29En faisant du patrimoine matériel et immatériel une des valeurs centrales de l’année CEC, le centre historique est décrit par la Fondation Guimarães 2012 comme un vecteur de lien social, caractéristique des échanges propres aux petits bourgs. Cette image stéréotypée devient l’argument touristique pour effectuer une visite à Guimarães, qualifiée d’authentique, sous deux aspects : l’importance du tissu urbain médiéval et les pratiques liées à sa situation de petite ville portugaise. L’inscription du centre historique sur la liste du patrimoine mondial de l’UNESCO apparaît comme l’un des principaux facteurs d’attraction (Remoaldo et al., 2014). À ce « centre charmant » (Hudec et al., 2019) s’ajoute une deuxième dimension mettant en valeur le « capital humain » (Garcia et Cox, 2013). L’artisanat et le tissu associatif local sont présentés comme les atouts de la destination portugaise qui revendique son statut de ville moyenne. En arrière-scène de ce discours, on peut y lire le contexte d’austérité budgétaire imposée au Portugal après la crise économique de 2008. La notion d’authenticité est détournée et réinvestie par les décideurs locaux pour faire face au manque de financement à disposition. En profitant de la visibilité européenne acquise grâce au titre de CEC, la ressource patrimoniale vient servir une stratégie de développement touristique et enrayer l’émigration massive de cette région du Portugal.

30À l’inverse, dans des villes à l’économie florissante générée par le tourisme, l’enjeu est de bouleverser la représentation conventionnelle du patrimoine et de proposer d’autres imaginaires du lieu.

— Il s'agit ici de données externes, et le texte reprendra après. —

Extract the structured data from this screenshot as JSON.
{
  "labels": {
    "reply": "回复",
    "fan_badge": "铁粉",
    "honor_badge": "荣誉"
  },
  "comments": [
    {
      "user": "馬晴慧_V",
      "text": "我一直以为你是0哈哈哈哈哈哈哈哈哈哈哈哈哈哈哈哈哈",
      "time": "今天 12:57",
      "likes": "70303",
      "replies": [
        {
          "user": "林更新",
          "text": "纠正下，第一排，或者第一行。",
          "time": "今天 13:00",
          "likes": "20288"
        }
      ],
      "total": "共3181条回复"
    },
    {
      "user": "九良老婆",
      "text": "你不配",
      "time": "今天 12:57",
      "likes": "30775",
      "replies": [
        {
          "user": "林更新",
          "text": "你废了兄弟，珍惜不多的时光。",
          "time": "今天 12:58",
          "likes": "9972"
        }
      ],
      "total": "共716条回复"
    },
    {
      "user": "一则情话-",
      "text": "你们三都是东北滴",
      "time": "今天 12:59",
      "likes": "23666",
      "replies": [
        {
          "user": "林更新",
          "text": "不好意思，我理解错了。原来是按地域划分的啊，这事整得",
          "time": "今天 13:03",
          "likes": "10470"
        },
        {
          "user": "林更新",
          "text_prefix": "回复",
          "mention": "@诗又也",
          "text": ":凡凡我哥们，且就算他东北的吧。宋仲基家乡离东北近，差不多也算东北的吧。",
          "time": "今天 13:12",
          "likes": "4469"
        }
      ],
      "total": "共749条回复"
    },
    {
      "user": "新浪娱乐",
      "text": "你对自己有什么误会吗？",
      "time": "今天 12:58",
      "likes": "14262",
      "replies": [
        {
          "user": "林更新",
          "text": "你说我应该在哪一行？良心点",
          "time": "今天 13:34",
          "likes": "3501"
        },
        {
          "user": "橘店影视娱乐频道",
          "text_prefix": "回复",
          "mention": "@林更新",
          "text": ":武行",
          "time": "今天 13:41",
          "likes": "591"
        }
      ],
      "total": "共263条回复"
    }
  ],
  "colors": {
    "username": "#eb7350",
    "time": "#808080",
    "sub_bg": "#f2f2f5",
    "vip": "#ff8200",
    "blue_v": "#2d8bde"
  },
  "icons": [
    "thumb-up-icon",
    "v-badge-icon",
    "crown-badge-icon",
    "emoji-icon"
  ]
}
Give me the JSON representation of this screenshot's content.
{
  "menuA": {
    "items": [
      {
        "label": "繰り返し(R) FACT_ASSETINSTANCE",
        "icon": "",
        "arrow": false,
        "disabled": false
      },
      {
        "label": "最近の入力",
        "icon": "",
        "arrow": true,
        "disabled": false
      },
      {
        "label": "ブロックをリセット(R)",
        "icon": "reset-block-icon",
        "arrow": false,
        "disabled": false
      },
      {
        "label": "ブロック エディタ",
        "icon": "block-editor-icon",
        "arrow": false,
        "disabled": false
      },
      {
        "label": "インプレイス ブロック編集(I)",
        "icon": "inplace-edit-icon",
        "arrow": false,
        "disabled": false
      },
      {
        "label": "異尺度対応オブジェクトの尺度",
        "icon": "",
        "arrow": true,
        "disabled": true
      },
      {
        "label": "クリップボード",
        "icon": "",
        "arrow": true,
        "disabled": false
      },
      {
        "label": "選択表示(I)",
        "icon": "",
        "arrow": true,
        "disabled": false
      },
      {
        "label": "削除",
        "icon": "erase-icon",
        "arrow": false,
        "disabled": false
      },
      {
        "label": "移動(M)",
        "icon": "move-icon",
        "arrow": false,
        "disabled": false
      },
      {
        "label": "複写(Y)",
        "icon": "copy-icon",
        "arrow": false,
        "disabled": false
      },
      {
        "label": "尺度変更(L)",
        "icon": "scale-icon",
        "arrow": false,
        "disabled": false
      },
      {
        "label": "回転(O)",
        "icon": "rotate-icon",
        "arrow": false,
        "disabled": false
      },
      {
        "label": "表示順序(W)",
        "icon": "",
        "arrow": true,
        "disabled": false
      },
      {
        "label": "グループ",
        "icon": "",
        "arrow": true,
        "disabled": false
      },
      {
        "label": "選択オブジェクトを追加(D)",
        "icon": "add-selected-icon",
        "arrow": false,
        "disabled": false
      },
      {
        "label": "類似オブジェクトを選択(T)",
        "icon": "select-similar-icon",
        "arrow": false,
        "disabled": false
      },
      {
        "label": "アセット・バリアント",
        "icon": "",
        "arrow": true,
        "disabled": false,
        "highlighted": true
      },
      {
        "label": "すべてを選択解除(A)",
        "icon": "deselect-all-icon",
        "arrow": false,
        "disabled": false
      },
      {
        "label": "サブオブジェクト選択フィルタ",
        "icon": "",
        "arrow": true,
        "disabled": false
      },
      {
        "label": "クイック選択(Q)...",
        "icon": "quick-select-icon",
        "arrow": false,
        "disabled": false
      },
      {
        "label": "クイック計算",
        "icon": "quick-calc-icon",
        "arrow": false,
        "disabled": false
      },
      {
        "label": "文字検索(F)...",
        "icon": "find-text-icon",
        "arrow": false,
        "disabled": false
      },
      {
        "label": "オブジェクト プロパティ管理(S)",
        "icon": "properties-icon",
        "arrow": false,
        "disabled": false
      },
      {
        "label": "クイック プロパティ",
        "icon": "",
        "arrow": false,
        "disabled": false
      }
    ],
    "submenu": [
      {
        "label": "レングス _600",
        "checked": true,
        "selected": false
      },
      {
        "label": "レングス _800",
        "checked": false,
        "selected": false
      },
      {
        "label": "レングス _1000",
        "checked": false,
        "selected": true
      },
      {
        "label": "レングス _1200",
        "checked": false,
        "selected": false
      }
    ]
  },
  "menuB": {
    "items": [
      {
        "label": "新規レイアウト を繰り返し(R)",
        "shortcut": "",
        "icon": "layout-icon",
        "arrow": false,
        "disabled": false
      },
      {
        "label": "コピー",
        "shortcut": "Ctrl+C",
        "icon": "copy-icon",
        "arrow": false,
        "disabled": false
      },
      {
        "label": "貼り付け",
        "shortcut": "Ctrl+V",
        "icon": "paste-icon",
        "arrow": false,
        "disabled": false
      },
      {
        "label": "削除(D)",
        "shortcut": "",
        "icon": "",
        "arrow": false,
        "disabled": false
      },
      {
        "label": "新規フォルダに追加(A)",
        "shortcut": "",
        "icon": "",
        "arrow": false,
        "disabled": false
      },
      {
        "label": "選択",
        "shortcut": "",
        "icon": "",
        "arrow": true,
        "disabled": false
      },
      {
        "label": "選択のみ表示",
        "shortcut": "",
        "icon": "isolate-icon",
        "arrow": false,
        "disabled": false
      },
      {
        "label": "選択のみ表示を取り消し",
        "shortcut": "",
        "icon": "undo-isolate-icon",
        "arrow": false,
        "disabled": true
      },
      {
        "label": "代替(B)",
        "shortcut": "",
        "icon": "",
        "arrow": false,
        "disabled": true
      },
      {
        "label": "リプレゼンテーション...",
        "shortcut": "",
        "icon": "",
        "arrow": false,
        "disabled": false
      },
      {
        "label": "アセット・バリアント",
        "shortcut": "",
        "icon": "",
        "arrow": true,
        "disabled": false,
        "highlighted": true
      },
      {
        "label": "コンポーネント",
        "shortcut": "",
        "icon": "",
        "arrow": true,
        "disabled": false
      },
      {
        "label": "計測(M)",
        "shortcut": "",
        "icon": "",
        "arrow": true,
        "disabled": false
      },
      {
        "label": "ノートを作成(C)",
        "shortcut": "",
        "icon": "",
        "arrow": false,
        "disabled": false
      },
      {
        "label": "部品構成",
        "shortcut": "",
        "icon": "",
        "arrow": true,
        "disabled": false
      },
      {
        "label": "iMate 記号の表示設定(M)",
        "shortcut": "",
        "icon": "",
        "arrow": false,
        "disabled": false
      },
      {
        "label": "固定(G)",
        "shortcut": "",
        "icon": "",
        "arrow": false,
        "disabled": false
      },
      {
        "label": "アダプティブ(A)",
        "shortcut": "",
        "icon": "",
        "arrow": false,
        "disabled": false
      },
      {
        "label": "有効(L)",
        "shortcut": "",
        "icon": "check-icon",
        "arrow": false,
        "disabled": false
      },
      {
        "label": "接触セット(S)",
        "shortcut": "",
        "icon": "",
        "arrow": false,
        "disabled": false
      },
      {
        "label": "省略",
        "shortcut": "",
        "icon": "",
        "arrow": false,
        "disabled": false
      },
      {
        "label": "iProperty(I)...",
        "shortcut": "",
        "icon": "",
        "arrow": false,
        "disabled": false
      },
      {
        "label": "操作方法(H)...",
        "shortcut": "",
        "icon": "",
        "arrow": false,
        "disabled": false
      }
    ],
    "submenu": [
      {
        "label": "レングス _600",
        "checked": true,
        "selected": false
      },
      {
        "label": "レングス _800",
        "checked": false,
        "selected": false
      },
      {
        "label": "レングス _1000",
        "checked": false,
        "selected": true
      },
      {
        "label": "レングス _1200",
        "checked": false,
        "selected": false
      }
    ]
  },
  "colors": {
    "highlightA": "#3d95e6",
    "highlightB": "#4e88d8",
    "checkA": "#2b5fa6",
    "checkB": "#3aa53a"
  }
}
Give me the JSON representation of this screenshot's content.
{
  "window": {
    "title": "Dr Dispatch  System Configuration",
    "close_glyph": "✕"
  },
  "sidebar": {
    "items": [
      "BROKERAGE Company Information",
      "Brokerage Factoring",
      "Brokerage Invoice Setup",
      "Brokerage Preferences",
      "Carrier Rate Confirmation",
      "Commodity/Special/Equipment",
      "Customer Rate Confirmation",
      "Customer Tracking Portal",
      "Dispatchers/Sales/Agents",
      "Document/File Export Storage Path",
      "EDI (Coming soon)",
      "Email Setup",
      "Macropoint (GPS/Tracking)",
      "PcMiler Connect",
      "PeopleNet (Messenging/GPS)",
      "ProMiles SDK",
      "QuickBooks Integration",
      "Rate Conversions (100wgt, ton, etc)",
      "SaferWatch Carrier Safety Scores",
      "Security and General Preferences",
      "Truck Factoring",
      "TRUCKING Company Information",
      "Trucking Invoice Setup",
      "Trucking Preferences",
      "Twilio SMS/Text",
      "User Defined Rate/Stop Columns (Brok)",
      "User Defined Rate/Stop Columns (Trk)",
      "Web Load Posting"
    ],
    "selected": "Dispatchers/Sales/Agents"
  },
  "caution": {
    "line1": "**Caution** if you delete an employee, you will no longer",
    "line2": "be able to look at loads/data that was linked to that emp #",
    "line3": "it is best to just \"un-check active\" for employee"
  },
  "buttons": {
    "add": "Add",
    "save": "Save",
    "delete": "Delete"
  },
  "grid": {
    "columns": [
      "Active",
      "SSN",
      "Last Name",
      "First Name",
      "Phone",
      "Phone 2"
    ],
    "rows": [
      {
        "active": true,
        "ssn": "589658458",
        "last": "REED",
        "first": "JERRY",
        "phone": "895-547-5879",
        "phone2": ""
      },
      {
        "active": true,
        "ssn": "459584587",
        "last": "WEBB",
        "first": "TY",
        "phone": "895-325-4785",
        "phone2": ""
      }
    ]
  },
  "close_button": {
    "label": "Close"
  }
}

C’est le cas à Bruges, pour qui la labellisation culturelle est l’occasion de renverser l’image d’une « Venise du Nord » véhiculée par les guides touristiques. À travers des installations artistiques insolites, l’association « Bruges 2002 » propose une vision différente de la cité historique (De Liu, 2014) : une ville qui ne se réduit pas à son passé commercial portuaire ni à son cœur préservé d’architecture médiévale (Lucchini, 2006). Pour les experts culturels, l’innovation artistique est pensée comme un moyen de transformer le regard sur la ville, par des projets considérés comme avant-gardistes et peu conventionnels. Dans cette perspective, des projets socio-artistiques sont développés dans des environnements habituellement peu impliqués dans les actions culturelles (prison, logements). Le projet Dogtroep situé en milieu carcéral évoque la vie des détenus du complexe pénitentiaire à travers des représentations théâtrales tandis que le projet Wijk-Up8 vise à transformer les habitations ordinaires en musées. Afin de relayer ce changement d’image, la communication de l’année culturelle est sous-traitée à des agences spécialisées dans l’évènementiel, pour faire du titre CEC l’élément central d’une nouvelle représentation urbaine.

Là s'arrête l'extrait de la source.